Run LoRA Adaptation Grid#

This guide runs a LoRA fine-tuning sweep (unsupervised SimCLR/VICReg) to adapt the backbone’s representations to the target dataset, then evaluates SelfClean metrics.

Prerequisites#

Datasets configured in config/templates/file_template.py (ESC50_ROOT, ESC50_META, NOISE_ROOT).
Backbone weights available at paths in MODEL_PATHS.

Quick Start (Stage A)#

Baselines and a coarse LoRA grid over BEATs and EAT across duplicates, off-topic, and label errors at 10% corruption:

scripts/finetuning/run_lora_grid.sh

What It Does#

Writes runs to outputs/lora_grid/<model>_<issue>_frac<...>__....
Saves config.yaml and per-issue Score-*.csv compatible with scripts/collect_results.py.
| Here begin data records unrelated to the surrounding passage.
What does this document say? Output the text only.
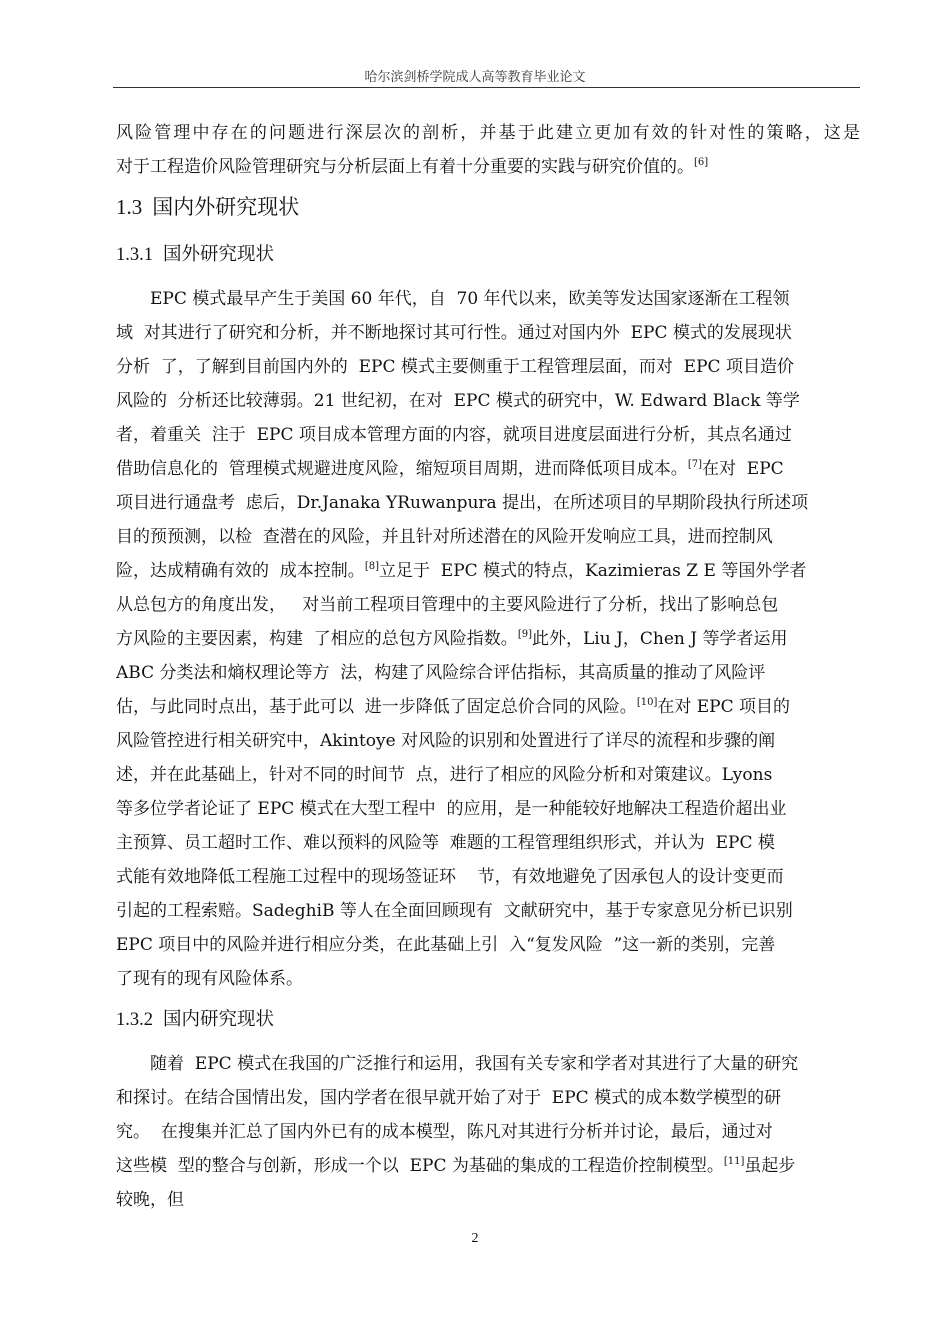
哈尔滨剑桥学院成人高等教育毕业论文

风险管理中存在的问题进行深层次的剖析，并基于此建立更加有效的针对性的策略，这是
对于工程造价风险管理研究与分析层面上有着十分重要的实践与研究价值的。[6]

1.3 国内外研究现状
1.3.1 国外研究现状

EPC 模式最早产生于美国 60 年代，自  70 年代以来，欧美等发达国家逐渐在工程领
域  对其进行了研究和分析，并不断地探讨其可行性。通过对国内外  EPC 模式的发展现状
分析  了，了解到目前国内外的  EPC 模式主要侧重于工程管理层面，而对  EPC 项目造价
风险的  分析还比较薄弱。21 世纪初，在对  EPC 模式的研究中，W. Edward Black 等学
者，着重关  注于  EPC 项目成本管理方面的内容，就项目进度层面进行分析，其点名通过
借助信息化的  管理模式规避进度风险，缩短项目周期，进而降低项目成本。[7]在对  EPC
项目进行通盘考  虑后，Dr.Janaka YRuwanpura 提出，在所述项目的早期阶段执行所述项
目的预预测，以检  查潜在的风险，并且针对所述潜在的风险开发响应工具，进而控制风
险，达成精确有效的  成本控制。[8]立足于  EPC 模式的特点，Kazimieras Z E 等国外学者
从总包方的角度出发，   对当前工程项目管理中的主要风险进行了分析，找出了影响总包
方风险的主要因素，构建  了相应的总包方风险指数。[9]此外，Liu J，Chen J 等学者运用
ABC 分类法和熵权理论等方  法，构建了风险综合评估指标，其高质量的推动了风险评
估，与此同时点出，基于此可以  进一步降低了固定总价合同的风险。[10]在对 EPC 项目的
风险管控进行相关研究中，Akintoye 对风险的识别和处置进行了详尽的流程和步骤的阐
述，并在此基础上，针对不同的时间节  点，进行了相应的风险分析和对策建议。Lyons
等多位学者论证了 EPC 模式在大型工程中  的应用，是一种能较好地解决工程造价超出业
主预算、员工超时工作、难以预料的风险等  难题的工程管理组织形式，并认为  EPC 模
式能有效地降低工程施工过程中的现场签证环    节，有效地避免了因承包人的设计变更而
引起的工程索赔。SadeghiB 等人在全面回顾现有  文献研究中，基于专家意见分析已识别
EPC 项目中的风险并进行相应分类，在此基础上引  入“复发风险  ”这一新的类别，完善
了现有的现有风险体系。

1.3.2 国内研究现状

随着  EPC 模式在我国的广泛推行和运用，我国有关专家和学者对其进行了大量的研究
和探讨。在结合国情出发，国内学者在很早就开始了对于  EPC 模式的成本数学模型的研
究。  在搜集并汇总了国内外已有的成本模型，陈凡对其进行分析并讨论，最后，通过对
这些模  型的整合与创新，形成一个以  EPC 为基础的集成的工程造价控制模型。[11]虽起步
较晚，但

2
Customize the Sweep (Environment Variables)#

MODELS: space-separated backbones to try (default: "beats eat").
ISSUES: detection tasks (default: "duplicates off_topic_noise label_errors").
FRACS: corruption fractions (default: "0.1").
OBJECTIVES: infonce vicreg.
RS: LoRA rank (default: "8 16").
ALPHAS: LoRA alpha; if empty uses {r, 2r}.
LRS: learning rates (Stage A default: "5e-5 1e-4 3e-4").
EPOCHS: adaptation epochs (Stage A: "1 3").
TEMPS: InfoNCE temperatures (Stage A: "0.07 0.2 0.5").
MAX_STEPS: cap on optimizer steps per run (default: 200).
EXTRA_OVERRIDES: additional dotlist overrides (default enables strong augs).

Examples#

# Smaller dev sweep
MODELS="beats" ISSUES="duplicates off_topic_noise" EPOCHS="1" MAX_STEPS=100 \
  scripts/finetuning/run_lora_grid.sh

# VicReg only, higher rank
OBJECTIVES="vicreg" RS="16" LRS="3e-4" EPOCHS="3" \
  scripts/finetuning/run_lora_grid.sh

# Add/modify augmentations
EXTRA_OVERRIDES="selfclean_audio.adapt_strong_aug=true selfclean_audio.adapt_eq_prob=0.5" \
  scripts/finetuning/run_lora_grid.sh

Aggregate Results#

python scripts/collect_results.py --base-dir outputs

Notes#

The saved config logs requested overrides and actual initialization details.
If PEFT is unavailable, the run falls back to frozen base with projection head only.
Use MAX_STEPS to keep wallclock manageable while comparing many configurations.